Dizem os rumores que as duas grandes figuras por trás do palco na Ucrânia são Igor Kolomoiskii (que agora tem um caso de vendettapessoal contra Poroshenko e Saakashvili) e Iulia Timoshenko. Honestamente, não tenho como avaliar a veracidade desses rumores, mas direi que, por mais que esses dois sejam profundamente maléficos e seres humanos cheios de ódio (Kolomoiskii esteve provavelmente envolvido na ataque de falsa bandeira contra o MH-17), nenhum dos dois é estúpido.

Além disso, são ambos Escroques, não Palhaços ou Nazistas, o que significa que é possível negociar com eles, por desagradável que possa ser. Por fim, mas não menos importante, os dois têm base real de poder na Ucrânia, dinheiro, no caso de Kolomoiskii, verdadeira popularidade, no caso da Timoshenko. Nisso vejo um tênue raio de esperança.

Com os norte-americanos em luta uns contra os outros, lá mesmo, e com os europeus começando ainda muito lentamente a acordar para o completo desastre que foi e é a política “deles” (nem chega a ser realmente “deles”, mas não importa) para a Ucrânia, talvez, apenas talvez, haja alguma mínima chance de, digamos, alguns líderes da UE unirem-se com, digamos Timoshenko (Kolomoiskii nunca mais voltará a ocupar cargo público, mas mexerá nos cordões por trás do palco) para sentarem com russos e novorrussos e, finalmente, começar a negociar seriamente algum tipo de finalização para essa situação tão perigosa.

Não esqueçam que Poroshenko é, da cabeça aos pés, total fantoche dos EUA, e está muito fraco. Não pode mais, de modo algum, negociar seja o que for que tenha substância. Agora, só lhe cabe preparar a viagem para os EUA, Grã-Bretanha ou Israel. Mas Timoshenko ainda é ‘de verdade’, e muito mais capaz de negociar com os nazistas que Poroshenko, seus bilhões, sua fábrica de chocolate e a incontrolável dependência, à moda Yeltsin, das garrafas.

Claro que sempre aparece o argumento do “diabo que conhecemos”. E em muitos sentidos, Poroshenko, covarde ganancioso babão e bêbado, ainda pode parecer o mal menor. O problema é que está absolutamente em pânico, aterrorizado pelos nazistas, e os nazistas ou o paralisam completamente ou o forçam a cometer estupidezes (como a recente lei que torna o ucraniano idioma único das escolas).

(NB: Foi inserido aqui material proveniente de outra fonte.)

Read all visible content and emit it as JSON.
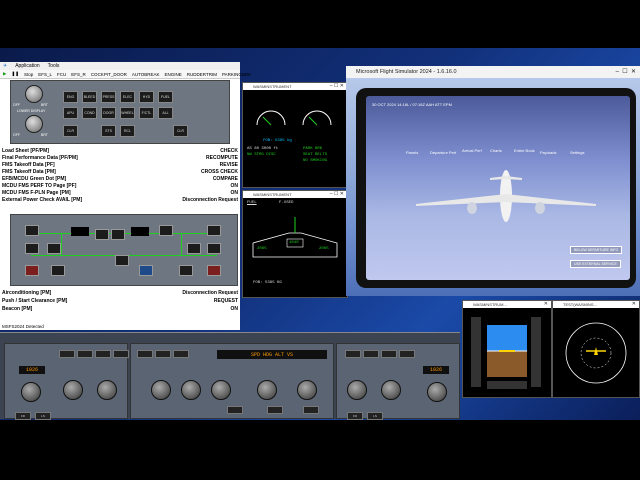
{
  "app": {
    "menu": [
      "Application",
      "Tools"
    ],
    "toolbar": [
      "Stop",
      "EFS_L",
      "FCU",
      "EFS_R",
      "COCKPIT_DOOR",
      "AUTOBREAK",
      "ENGINE",
      "RUDDERTRIM",
      "PARKINGBRK"
    ],
    "overhead_labels": [
      "LOWER DISPLAY",
      "OFF",
      "BRT",
      "OFF",
      "BRT"
    ],
    "overhead_buttons": [
      "ENG",
      "BLEED",
      "PRESS",
      "ELEC",
      "HYD",
      "FUEL",
      "APU",
      "COND",
      "DOOR",
      "WHEEL",
      "F/CTL",
      "ALL",
      "CLR",
      "STS",
      "RCL",
      "CLR"
    ],
    "checklist": [
      {
        "item": "Load Sheet  [PF/PM]",
        "value": "CHECK"
      },
      {
        "item": "Final Performance Data  [PF/PM]",
        "value": "RECOMPUTE"
      },
      {
        "item": "FMS Takeoff Data  [PF]",
        "value": "REVISE"
      },
      {
        "item": "FMS Takeoff Data  [PM]",
        "value": "CROSS CHECK"
      },
      {
        "item": "EFB/MCDU Green Dot  [PM]",
        "value": "COMPARE"
      },
      {
        "item": "MCDU FMS PERF TO Page  [PF]",
        "value": "ON"
      },
      {
        "item": "MCDU FMS F-PLN Page  [PM]",
        "value": "ON"
      },
      {
        "item": "External Power Check AVAIL  [PM]",
        "value": "Disconnection Request"
      }
    ],
    "checklist2": [
      {
        "item": "Airconditioning  [PM]",
        "value": "Disconnection Request"
      },
      {
        "item": "Push / Start Clearance  [PM]",
        "value": "REQUEST"
      },
      {
        "item": "Beacon  [PM]",
        "value": "ON"
      }
    ],
    "status": "MSFS2024 Detected",
    "elec_displays": [
      "",
      "",
      "",
      ""
    ]
  },
  "instruments": {
    "upper_title": "WASMINSTRUMENT",
    "upper_fob": "FOB: 5385 kg",
    "upper_msgs": [
      "AS 80  3000 ft",
      "NW STRG DISC",
      "PARK BRK",
      "SEAT BELTS",
      "NO SMOKING"
    ],
    "lower_title": "WASMINSTRUMENT",
    "lower_fuel": "FUEL",
    "lower_fu": "F.USED",
    "lower_vals": [
      "2065",
      "1040",
      "2065"
    ],
    "lower_fob": "FOB:  5385 KG",
    "pfd_title": "WASMINSTRUM...",
    "nd_title": "TEST(WASMINS..."
  },
  "sim": {
    "title": "Microsoft Flight Simulator 2024 - 1.6.16.0",
    "efb_date": "30 OCT 2024   14:16L / 07:16Z   AAH ATT EPM",
    "efb_tabs": [
      "Panels",
      "Departure Perf",
      "Arrival Perf",
      "Charts",
      "Entire Book",
      "Payloads",
      "Settings"
    ],
    "efb_btn1": "BELOW DEPARTURE INFO",
    "efb_btn2": "USE EXTERNAL SERVICE"
  },
  "fcu": {
    "left_qnh": "1026",
    "center_disp": "SPD  HDG  ALT  VS",
    "right_qnh": "1026",
    "left_labels": [
      "FD",
      "LS",
      "ROSE",
      "NAV",
      "ARC",
      "PLAN"
    ],
    "right_labels": [
      "FD",
      "LS",
      "ROSE",
      "NAV",
      "ARC",
      "PLAN"
    ]
  }
}
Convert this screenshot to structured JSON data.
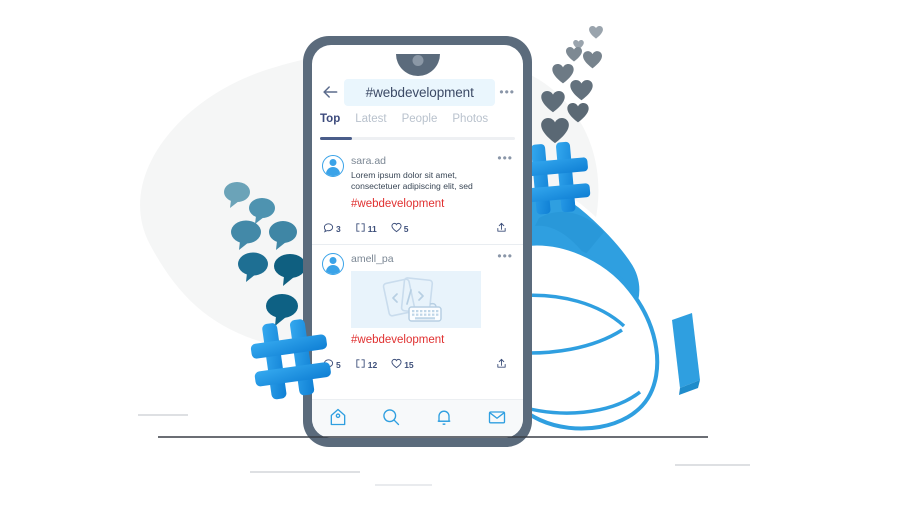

E por mais que se estendam cortinas sobre a realidade, permanece o fato de que a Ucrânia já é estado falido, que se esvai completamente num ritmo que já ninguém consegue deter, ou não, pelo menos, enquanto permanecer o impasse político em Kiev.

Ainda assim, não se pode esquecer que Yeltsin também era covarde ganancioso babão e bêbado, o que não o impediu de desencadear o banho de sangue que foi a 1ª Guerra da Chechênia. Covardes gananciosos babões e bêbados podem ser extremamente perigosos.